Le moi divisé d’Alicia cherche une forme. Son suicide est un suicide logique ; il s’impose au terme d’un raisonnement quasi mathématique. Tous les personnages de McCarthy souffrent d’une sorte d’ensorcellement de la forme. Ils sont la proie d’un diable qui donne à toute tentative de réalisation un aspect grotesque. « Tu m’avais traité de Belzébouseux. Face à un dieu bidon, on se contente de hausser les épaules. Mais un Satan bidon c’est forcément ridicule. »
Ce n’est pas seulement un roman sur le deuil, c’est un grand roman endeuillé, un Tombeau pour Alicia qui meurt dans les premières pages du Passager, allongée dans sa robe blanche sur une étendue de neige, blanc sur blanc, sertie d’une ceinture rouge pour qu’elle ne disparaisse pas tout à fait. Alicia n’est rien d’autre qu’une fiction, une héroïne aux pouvoirs surnaturels, une projection supra humaine, qui cumule tous les attributs du génie, la beauté et l’intelligence, les mathématiques et la musique, une déesse déchue, une Aphrodite née non pas de l’écume de la mer mais de la poussière d’Hiroshima, une Cassandre, prophète de malheur, qui ne croit même plus à ce monde, et porte sa puissance de négation jusqu’au suicide…
Son frère suit le même chemin que sa sœur cadette, jumeau dans le malheur. Il sort du coma pour apprendre que sa sœur s’est suicidée, il sort du coma pour entrer dans le deuil. Il le porte comme on dit. C’est sa croix. Alicia suicidée, il n’est plus que l’ombre d’une possibilité, une possibilité inaccomplie. A-t-elle jamais existé ? Dans la maison de sa grand-mère, tous les souvenirs ont disparu. Écrits et photographies…

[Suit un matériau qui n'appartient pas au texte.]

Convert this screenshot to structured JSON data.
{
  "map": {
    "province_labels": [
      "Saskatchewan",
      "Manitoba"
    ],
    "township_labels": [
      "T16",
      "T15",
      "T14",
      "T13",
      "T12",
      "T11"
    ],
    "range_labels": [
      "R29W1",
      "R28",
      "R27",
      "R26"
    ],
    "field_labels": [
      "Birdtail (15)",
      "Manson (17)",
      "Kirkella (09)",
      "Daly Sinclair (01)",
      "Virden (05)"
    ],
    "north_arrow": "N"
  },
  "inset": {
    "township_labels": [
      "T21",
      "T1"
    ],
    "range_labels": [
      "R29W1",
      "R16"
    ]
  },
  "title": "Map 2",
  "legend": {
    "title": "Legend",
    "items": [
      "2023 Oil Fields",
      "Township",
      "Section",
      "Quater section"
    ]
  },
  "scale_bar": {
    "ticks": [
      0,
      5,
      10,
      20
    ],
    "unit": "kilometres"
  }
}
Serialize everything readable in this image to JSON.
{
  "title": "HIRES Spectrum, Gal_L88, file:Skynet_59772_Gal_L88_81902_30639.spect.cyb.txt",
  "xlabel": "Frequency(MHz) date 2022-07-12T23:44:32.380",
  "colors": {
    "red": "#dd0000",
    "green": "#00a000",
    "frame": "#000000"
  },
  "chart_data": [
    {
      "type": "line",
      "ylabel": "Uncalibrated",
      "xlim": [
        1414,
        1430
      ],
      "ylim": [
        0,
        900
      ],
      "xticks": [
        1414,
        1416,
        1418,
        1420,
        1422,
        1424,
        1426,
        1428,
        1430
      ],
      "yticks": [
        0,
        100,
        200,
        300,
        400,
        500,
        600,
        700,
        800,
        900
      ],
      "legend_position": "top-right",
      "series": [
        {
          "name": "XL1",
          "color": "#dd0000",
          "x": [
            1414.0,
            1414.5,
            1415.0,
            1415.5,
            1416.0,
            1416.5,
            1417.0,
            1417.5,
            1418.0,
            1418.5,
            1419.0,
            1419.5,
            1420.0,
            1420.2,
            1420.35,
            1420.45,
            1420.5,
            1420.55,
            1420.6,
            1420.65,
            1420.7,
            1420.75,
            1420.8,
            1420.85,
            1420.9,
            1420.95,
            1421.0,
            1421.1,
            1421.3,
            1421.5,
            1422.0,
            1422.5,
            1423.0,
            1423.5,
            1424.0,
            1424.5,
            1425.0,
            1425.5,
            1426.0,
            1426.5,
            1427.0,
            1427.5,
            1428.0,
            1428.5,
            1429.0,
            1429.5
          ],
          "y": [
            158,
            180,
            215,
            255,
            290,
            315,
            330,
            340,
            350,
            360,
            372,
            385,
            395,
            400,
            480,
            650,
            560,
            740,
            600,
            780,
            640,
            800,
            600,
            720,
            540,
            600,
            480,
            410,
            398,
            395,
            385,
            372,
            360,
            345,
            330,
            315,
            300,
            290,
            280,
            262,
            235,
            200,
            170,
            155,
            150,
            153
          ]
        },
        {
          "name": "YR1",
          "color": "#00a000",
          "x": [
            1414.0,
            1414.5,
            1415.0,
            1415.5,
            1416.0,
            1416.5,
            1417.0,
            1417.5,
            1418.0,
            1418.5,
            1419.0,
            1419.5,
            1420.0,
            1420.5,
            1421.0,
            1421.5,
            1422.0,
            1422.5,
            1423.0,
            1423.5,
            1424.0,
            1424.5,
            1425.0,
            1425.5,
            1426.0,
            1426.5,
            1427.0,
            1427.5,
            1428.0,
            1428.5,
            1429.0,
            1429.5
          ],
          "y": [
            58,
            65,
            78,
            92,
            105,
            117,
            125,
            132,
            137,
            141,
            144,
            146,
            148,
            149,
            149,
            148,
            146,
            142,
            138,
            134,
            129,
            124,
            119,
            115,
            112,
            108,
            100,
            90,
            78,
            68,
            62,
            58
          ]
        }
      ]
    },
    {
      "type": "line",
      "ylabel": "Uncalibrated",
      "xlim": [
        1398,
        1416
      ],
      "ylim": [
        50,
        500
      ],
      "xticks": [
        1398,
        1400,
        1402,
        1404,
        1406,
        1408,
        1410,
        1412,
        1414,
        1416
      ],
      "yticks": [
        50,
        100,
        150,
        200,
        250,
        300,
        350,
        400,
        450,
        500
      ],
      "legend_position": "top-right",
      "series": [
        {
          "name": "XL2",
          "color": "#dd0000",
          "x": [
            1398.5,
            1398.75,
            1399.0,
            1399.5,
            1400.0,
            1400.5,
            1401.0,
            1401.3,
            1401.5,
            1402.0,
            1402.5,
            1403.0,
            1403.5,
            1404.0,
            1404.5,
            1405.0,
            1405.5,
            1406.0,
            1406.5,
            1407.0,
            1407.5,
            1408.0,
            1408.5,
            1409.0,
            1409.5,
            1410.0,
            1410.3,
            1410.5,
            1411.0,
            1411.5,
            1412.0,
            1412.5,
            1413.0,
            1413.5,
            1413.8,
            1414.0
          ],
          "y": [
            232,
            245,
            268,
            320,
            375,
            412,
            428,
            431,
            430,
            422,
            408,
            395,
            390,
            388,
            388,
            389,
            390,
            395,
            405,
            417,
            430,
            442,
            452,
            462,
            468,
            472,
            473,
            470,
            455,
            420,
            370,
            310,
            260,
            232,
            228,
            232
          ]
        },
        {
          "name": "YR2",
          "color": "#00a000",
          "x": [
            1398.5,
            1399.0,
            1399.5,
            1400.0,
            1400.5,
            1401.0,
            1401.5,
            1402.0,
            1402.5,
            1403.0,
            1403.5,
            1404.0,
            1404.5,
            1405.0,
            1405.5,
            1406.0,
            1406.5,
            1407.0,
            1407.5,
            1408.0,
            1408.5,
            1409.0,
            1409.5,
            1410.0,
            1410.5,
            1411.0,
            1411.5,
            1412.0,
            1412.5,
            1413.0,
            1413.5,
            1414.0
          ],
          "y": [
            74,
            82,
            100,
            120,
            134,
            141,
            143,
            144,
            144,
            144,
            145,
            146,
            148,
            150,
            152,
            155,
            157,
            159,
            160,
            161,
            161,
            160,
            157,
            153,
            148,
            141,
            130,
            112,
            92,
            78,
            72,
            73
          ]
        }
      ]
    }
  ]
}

« Je suppose qu’au bout du compte nous n’avons à offrir que ce que nous avons perdu. Ce n’est pas que j’aime les paradoxes, simplement ils apparaissent de plus en plus comme ultime réalité factuelle. Tu me qualifiais de visionnaire du cataclysme universel. Mais ça n’avait rien d’une vision. C’était au mieux un espoir. C’était toi le visionnaire. Tu avais les outils pour ça. Je n’avais pas le cœur endeuillé, voilà ce qu’il manquait. »
Ce n’est pas le deuil qui travaille ici, c’est la fiction qui travaille à mort, qui élève la mort de l’héroïne à la puissance d’un deuil collectif, celui d’une civilisation qui s’est achevé en 1945, après Auschwitz et Hiroshima. « Sommes-nous les derniers d’une lignée [se demande Sheddan le double de Bobby] ? Les enfants à naître nourriront-ils le même élan envers des choses qu’ils ne peuvent même pas nommer ? L’héritage du verbe est chose fragile malgré toute sa puissance, mais je sais où tu te situes. Je sais qu’il y a des mots prononcés par des hommes morts depuis des siècles qui jamais ne déserteront ton cœur. Et il est indéniable que beaucoup de ces livres ont été rédigés à défaut de détruire le monde par le feu – ce qui était le véritable désir de leurs auteurs. »
Cormac McCarthy, Le Passager, publié le 3 mars 2023, et Stella Maris, à paraître le 5 mai, Éditions de l’Olivier.